影響力のある立場にあるものは、発する言葉に慎重であり、責任を持たなければなりません。

今回の『暮しの手帖』でのLooop推しの記事をみて、契約変更をした良心的な消費者は事の真相を知ったらきっと後悔するでしょう。

今回の問題の本質は、花森が標語によって、多くの人々に与えた影響と同じ構図と言えるのではないでしょうか?
現行の『暮しの手帖』が花森イズムを踏襲しているのかどうかが問われる試金石だと思います。

(以上)

この返事に関わって一つの図を掲載しておきます。地方にばかり押し寄せる太陽光発電の現状が分かるはずです。

s_fit2.jpg

この図の説明をします。FIT(固定価格買取制度 2012年7月1日開始) より前に発電していた設備の容量合計が、棒グラフの青色。FITがスタートし、その認定を受けたのが緑色、その中でに発電しているのが茶色です。(「固定価格買取制度 情報公表用ウェブサイト」参照)

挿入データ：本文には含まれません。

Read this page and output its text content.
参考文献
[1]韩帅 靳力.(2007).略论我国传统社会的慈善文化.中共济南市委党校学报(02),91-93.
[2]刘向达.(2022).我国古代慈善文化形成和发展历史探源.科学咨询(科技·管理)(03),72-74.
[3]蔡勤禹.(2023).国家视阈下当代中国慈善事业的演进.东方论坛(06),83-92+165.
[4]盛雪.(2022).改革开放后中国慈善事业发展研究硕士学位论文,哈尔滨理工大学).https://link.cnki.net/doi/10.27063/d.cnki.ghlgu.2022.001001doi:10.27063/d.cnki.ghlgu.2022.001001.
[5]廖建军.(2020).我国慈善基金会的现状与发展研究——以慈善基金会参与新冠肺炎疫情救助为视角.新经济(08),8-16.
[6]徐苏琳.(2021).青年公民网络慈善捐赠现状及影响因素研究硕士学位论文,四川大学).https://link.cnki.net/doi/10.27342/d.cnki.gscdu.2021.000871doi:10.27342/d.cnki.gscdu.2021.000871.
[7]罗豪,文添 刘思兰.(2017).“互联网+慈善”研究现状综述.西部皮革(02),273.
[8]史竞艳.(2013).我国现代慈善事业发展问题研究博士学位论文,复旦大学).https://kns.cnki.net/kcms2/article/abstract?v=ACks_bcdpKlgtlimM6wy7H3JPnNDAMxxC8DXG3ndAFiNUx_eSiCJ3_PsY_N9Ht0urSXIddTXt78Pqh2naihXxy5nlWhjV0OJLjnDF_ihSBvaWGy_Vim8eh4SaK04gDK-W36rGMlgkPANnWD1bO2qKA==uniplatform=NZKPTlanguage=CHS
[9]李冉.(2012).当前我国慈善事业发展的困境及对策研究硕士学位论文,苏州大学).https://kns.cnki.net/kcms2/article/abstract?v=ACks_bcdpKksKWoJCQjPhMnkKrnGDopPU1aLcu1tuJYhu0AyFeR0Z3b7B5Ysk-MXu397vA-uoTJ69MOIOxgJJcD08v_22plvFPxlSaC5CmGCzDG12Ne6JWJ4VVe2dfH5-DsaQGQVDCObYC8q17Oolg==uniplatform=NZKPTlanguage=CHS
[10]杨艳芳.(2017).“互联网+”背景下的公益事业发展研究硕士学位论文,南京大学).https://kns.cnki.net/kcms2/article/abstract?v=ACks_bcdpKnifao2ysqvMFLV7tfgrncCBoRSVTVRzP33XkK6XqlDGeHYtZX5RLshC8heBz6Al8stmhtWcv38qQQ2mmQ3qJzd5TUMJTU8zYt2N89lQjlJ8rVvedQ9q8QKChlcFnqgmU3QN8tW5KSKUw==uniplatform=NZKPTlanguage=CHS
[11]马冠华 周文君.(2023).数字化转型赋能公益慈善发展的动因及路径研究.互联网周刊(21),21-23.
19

「再エネ推進」の中心地は東京です。「エネルギーの地産地消」などいう旗も東京で振られます。だったら、 「どうぞ、都心にメガソーラーを」と推したくもなります。ちなみに、Looopの霧ヶ峰下メガソーラーの敷地面積188ヘクタールは、皇居と明治神宮を合わせた面積です。同じくLooopがかかわる、上田市あずまや高原「らいてうの家」の隣の計画地の面積は、日比谷公園の1.3倍です。